I guess her house is the most appropriate place. It was an extraordinarily welcoming place for sonically creative minds.
Joy was a den mother to grown-ups. A wellspring of encouragement to musicians, composers and arrangers of the San Fernando Valley, her house in Studio City was a refuge for and hotbed of extreme music and talent, where some of the most gifted musicians and writers from the LA Studios would gather to play charts in the living room on a regular basis. It was a busy room, seeing several bands play in a typical week, ranging in size from trio to 17-piece. This was in continuation of a tradition established by her and her late (first) husband, John Magruder. John had built and run a now-legendary music department at a local high school, and was responsible for the career choices of many of our most gifted players in the studios. Though I have much respect for the man from the stories I’ve heard, I never had the honor of meeting him and he’s a different story.

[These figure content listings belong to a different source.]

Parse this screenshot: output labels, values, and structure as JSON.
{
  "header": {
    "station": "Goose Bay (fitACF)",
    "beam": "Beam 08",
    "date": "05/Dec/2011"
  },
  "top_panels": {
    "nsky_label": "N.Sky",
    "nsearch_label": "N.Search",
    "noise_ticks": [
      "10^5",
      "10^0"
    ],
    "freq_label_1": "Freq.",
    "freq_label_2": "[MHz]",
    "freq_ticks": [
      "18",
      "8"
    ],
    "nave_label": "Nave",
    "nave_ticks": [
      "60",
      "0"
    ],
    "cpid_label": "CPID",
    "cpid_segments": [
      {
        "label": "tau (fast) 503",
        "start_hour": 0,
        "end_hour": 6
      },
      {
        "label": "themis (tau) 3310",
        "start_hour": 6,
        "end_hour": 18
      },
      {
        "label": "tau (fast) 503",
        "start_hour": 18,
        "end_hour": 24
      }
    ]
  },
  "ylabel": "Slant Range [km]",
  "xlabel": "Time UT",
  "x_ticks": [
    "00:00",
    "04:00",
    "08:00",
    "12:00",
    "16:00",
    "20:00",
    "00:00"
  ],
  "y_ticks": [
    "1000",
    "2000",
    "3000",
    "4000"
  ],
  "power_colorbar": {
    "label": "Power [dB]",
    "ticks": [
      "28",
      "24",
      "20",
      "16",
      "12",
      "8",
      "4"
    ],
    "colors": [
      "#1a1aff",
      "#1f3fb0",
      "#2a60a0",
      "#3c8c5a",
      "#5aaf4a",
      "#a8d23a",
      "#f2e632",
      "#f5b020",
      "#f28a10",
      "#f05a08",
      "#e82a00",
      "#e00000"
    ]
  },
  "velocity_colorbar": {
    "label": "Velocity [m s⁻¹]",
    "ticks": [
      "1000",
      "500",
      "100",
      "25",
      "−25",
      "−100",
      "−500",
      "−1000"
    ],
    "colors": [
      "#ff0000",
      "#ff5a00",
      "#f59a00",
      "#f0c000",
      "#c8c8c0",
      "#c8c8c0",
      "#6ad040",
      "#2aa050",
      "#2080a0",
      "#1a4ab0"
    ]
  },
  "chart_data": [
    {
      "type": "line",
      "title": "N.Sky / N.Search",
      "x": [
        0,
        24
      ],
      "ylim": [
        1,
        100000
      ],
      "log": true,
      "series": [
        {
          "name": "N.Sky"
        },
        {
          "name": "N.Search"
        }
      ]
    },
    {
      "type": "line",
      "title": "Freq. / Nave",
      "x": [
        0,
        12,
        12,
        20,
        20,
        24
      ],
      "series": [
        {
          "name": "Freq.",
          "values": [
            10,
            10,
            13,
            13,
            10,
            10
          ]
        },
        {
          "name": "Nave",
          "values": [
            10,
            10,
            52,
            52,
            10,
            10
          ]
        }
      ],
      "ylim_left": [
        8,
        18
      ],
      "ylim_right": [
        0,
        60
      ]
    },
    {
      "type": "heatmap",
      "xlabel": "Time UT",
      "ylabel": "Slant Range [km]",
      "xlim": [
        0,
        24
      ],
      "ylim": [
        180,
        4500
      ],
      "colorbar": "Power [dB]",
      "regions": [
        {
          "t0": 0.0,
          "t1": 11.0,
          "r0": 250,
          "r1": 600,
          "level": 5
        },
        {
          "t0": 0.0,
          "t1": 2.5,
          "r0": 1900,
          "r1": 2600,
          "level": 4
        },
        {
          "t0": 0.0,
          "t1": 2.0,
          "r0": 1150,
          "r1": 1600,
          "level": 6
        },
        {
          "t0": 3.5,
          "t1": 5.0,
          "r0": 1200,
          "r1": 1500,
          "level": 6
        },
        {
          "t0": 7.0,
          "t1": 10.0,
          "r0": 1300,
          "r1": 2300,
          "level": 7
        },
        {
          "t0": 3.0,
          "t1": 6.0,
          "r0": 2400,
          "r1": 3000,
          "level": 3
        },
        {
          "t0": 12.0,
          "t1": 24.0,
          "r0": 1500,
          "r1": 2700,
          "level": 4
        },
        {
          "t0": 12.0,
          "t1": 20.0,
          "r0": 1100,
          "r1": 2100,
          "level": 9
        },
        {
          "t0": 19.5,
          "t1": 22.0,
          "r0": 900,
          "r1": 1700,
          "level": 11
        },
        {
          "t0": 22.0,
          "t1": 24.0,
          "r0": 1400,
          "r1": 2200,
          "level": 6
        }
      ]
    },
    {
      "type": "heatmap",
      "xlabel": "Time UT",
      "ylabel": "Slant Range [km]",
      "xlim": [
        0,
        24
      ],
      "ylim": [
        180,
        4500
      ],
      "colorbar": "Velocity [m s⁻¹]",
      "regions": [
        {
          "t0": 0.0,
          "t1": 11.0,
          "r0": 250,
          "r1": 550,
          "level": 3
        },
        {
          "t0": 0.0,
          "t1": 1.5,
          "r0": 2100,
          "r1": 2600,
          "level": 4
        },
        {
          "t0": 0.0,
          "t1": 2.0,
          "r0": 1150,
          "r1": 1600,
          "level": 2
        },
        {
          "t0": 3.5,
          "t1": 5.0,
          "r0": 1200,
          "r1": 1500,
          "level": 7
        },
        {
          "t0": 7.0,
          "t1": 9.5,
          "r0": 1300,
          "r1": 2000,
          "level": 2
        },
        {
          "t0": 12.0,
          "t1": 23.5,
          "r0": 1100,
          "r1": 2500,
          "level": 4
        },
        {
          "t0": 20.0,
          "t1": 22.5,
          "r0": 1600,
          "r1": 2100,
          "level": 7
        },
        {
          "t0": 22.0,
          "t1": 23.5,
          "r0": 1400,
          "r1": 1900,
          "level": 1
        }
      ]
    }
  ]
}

I came to know Joy in ’08 or ’09—regrettably later than I should have—through my upper-crust LA Studio buddies. Her house lived, breathed and existed almost entirely for the music that happened inside, as did she. I always brought my “A” game to her living room, where I’d find myself sitting with legendary players with humbling names, as we ran through charts that tended to be from the “really cool”, to the “pretty technical”, to the dreaded “you gotta be kiddin’ me!” It was an environment for reachy music…the unspoken understanding was that stuff that got played in that space was cool enough to be orphaned from the industry, having no home there…and it had to push the envelope. As indeed it did.
Having Joy there, watching from her chair, appreciating and approving and providing snacks, was what set the tone and put the whole thing in the right illumination. As players and arrangers, working in L.A. can beat us pretty flat; “industry” is not friendly to “art”, after all. Joy and her house was a well-known and beloved antithesis to the cultural pathos of the town around it; a refuge for practitioners of The True Craft, whose souls are so commonly in need of a creatively friendly place. In that regard, her house was in every way an extension of her own being.
I was living in the gorgeous Eastern Sierra paradise of Bishop when I met Joy. Seeing my pictures of where I lived, she insisted on driving up for a visit. It was a great couple of days, driving her around to see the incredible sights. I had just released my first uppity guitar-driven fusion album (more a product of too much time doodling with my hands than a legitimately artistic statement) which tended toward high-energy, up-tempo, way too many notes and a fairly teeth-gnashing, in-your-face comportment over all. I gave her a copy. She used it for—and I swear this is true—lullaby music. She used it to help her fall asleep. That was hard for me to understand until soon after, the first time I played charts in her living room, and realized the depth and strength of the musical currents running through her life on a daily basis. Then it all made sense: my stuff was pretty light-weight, by comparison.
I met Joy not long after I met my good brother Larry Williams, who later became her second husband. Larry is known to us as one of the most gifted trumpeters we’ve ever heard, who crossed over to EWI somewhere in the aughts (despite every one of his friends, myself included, protesting his turning his back on trumpet), and is a great composer whose music never compromises, and which fits well with the push-the-envelope tenet of Joy’s living room.
Joy and Larry sold the house in Studio City, moved to Ojai and, not long after, were married. I was best man.
There is much, much more to Joy’s extraordinary life and story than I’m setting down here. She really did live an incredible life, in and amongst very tall company; I’m only conveying the experiences I’ve been lucky enough to have with her directly. She was a gifted artist, one of whose drawings would appear in our mailbox each winter as an ornate, highly-detailed holiday greeting card. The one from this last holiday season is still in a place of honor in our book case; it’s too pretty to have been removed with the others so it stays on display, as has been the pattern for many years. She was a hair stylist to the stars in the golden era…she could dish about Marylin Monroe, but wasn’t the type to stoop to gossip. I’ll leave it to others to talk about these aspects of her life that didn’t intersect directly with mine. She wrote a blog, called “Joy Bop!”, wherein she did two articles on me and my musical hooliganery that cast me in an undeservedly flattering light.
I regret not having been in contact as much as I’d have liked over the last couple of years…I think the last time I spoke with her was Christmas or her birthday. As crippling a loss as Joy’s passing is, the extraordinary thing in my mind is what a gift her presence was.
To say that she’ll be missed doesn’t convey the extremity of the vacuum she leaves, but the important thing to me is that I will always live in a world where I had the honor and good fortune to have made her acquaintance, to call her a great friend, and to be able to contribute—in whatever way I thought I was qualified—to the creative outflow from her and the humbling, enriching environment she created. And though she’s gone, she’ll live on through every one of us who knew her; every one of us who helped bring the music—the music that truly needed to be—into this world.
Joy left us last night, peacefully.
Thank you, Joy…I owe you, I miss you terribly, I love you and, at some level in my mind, I’ll always be trying to please you with every note I play and write.